Festa grande, lo scorso fine settimana (26-27-28 giugno), per il clan del Mogast: una manifestazione ciclistica che ha raggiunto il suo decennale di vita.
Nata come un'estemporanea sfida tra una manciata di amici, la manifestazione è cresciuta fino a raccogliere i 137 partecipanti di questa edizione: 96 tedeschi, 16 italiani, 13 svizzeri, 6 statunitensi, 4 francesi, 2 olandesi, radunatisi intorno a Casa Natura a Sernio, cuore pulsante dell'evento. Numeri a cui si somma una nutrita schiera di organizzatori, volontari, amici e sponsor che ha portato le presenze alla cena di sabato — organizzata in collaborazione con l'Accademia del Pizzocchero — a sfiorare le 200 persone.
Originata dall'ambizione di scalare tre celebrità geografiche locali — Mortirolo, Passo Gavia e Stelvio — Mogast si è evoluta nel tempo, diventando un ritrovo di tre giorni fatto di ciclismo, musica, gastronomia e piacere di stare insieme.
Il risultato della manifestazione è quasi la somma aritmetica tra le eccellenze valtellinesi e l'ars vivendi portata in dote dalla componente berlinese del gruppo organizzativo.
Proprio l'attenzione all'inclusione, anche su temi di genere, della crew berlinese ha portato alla novità dell'anno: un contingente di iscrizioni dedicato a donne e persone flinta. Una misura che, unita a politiche di rispetto costruite negli anni, ha portato a un deciso aumento della partecipazione femminile: 27 le cicliste al via.
Due i percorsi: a quello su strada si affianca una variante gravel che comprende la scalata del Passo Verva, con passaggio da Arnoga, i Laghi di Cancano e lo Stelvio.

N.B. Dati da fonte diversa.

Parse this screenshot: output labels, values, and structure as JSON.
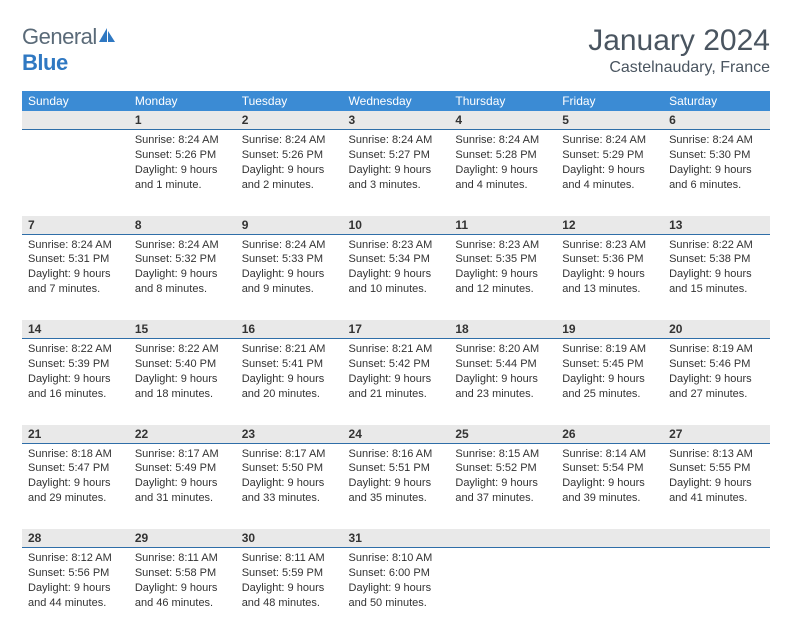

Da sempre il Consorzio Turistico Media Valtellina, referente per il progetto cicloturismo della Provincia di Sondrio, segue questa manifestazione con grande attenzione: il tracciato gravel è tra quelli che il Consorzio intende promuovere e valorizzare come collegamento strategico tra i percorsi di alta e bassa valle.
Mogast si prepara ora alla sua undicesima edizione, mantenendo intatta la propria formula: numeri contenuti e un'attenzione crescente alla componente femminile, che oggi rappresenta già il 30% dei partecipanti.